Trees are better for Random:
All the tests with random, tree algorithm is better. This is also not astonishing, since in a tree distance between elements is shorter and shifting is not necessary. So repeatedly inserting into a tree could need less effort than sorting an array.
So we get the impression that the natural merge sort only excels in ascending and descending special cases. Which cant be even said for quick sort.
Gist with the test cases here.
P.S.: it should be noted that using trees for sorting is non-trivial. One has not only to provide an insert routine but also a routine that can linearize the tree back to an array. We are currently using a get_last and a predecessor routine, which doesn't need a stack. But these routines are not O(1) since they contain loops.

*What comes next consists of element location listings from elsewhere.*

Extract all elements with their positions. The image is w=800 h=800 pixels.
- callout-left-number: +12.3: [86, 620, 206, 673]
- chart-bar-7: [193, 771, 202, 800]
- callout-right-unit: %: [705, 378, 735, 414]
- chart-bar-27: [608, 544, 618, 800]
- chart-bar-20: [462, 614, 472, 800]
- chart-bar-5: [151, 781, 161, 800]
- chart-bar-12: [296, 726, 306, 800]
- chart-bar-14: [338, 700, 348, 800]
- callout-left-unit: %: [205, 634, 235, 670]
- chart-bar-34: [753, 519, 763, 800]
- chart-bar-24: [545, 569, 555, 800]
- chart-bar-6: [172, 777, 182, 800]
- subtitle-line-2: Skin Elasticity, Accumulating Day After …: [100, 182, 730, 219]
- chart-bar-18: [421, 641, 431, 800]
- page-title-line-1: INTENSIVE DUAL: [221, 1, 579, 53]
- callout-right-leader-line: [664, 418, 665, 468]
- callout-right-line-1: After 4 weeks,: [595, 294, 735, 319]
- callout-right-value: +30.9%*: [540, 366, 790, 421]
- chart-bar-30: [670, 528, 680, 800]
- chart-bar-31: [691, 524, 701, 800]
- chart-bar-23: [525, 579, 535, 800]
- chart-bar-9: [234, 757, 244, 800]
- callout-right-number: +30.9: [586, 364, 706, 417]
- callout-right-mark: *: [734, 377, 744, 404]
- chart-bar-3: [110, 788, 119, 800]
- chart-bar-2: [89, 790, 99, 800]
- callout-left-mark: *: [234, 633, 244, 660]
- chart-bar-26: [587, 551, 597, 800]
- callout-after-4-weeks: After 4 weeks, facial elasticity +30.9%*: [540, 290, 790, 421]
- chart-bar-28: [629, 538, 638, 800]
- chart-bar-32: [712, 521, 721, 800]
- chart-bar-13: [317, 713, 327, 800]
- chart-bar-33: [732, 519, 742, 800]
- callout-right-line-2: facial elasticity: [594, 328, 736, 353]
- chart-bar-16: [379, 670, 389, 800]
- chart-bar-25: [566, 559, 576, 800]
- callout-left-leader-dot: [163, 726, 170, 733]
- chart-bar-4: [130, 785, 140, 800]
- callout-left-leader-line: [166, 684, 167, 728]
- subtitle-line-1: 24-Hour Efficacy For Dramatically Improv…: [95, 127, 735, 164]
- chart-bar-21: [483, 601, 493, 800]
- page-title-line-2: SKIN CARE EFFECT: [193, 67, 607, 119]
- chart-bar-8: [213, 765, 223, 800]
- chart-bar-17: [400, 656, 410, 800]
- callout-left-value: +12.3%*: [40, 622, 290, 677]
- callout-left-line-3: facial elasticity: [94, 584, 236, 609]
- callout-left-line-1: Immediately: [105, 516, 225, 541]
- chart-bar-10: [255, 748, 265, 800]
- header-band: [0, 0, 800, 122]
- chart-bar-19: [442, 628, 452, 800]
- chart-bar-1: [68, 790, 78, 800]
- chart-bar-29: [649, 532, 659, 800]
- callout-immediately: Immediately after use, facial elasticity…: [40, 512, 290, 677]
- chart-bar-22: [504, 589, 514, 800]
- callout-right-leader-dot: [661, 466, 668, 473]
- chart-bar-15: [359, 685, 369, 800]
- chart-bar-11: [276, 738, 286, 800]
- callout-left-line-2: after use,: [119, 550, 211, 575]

Big-O time complexity measures do not usually take into account scalar factors, e.g., O(2n) and O(4n) are usually just reduced to O(n). Time complexity analysis is based on operational steps at an algorithmic level, not at a strict programming level, i.e., no source code or native machine instruction considerations.
Quicksort is generally faster than tree-based sorting since (1) the methods have the same algorithmic average time complexity, and (2) lookup and swapping operations require fewer program commands and data accesses when working with simple arrays than with red-black trees, even if the tree uses an underlying array-based implementation. Maintenance of the red-black tree constraints requires additional operational steps, data field value storage/access (node colors), etc than the simple array partition-exchange steps of a quicksort.
The net result is that red-black trees have higher scalar coefficients than quicksort does that are being obscured by the standard O(n log n) average time complexity analysis result.
Some other practical considerations related to machine architectures are briefly discussed in the Quicksort article on Wikipedia
Generally, representations of O(nlgn) algorithms can be expanded to A*nlgn + B where A and B are constants. There are many algorithmic proofs that show the coefficients for quicksort are smaller than those of other algorithms. That is in best-case (quick sort performs horribly on sorted data).
Hi the best way to explain the difference between all sorting routine in my opinion is.
(My answer is for people who are confused how quick sort is faster in practice than another sorting algo).
"Think u are running on a very slow computer".
First thing one comparing operation takes 1 hour.
One shifting operation takes 2 hours.
"I am using hour just to make people understand how important time is".
Now from all the sorting operations quick-sort have very very less comparisons and very less swapping for elements.
Quick-sort is faster for this main reason.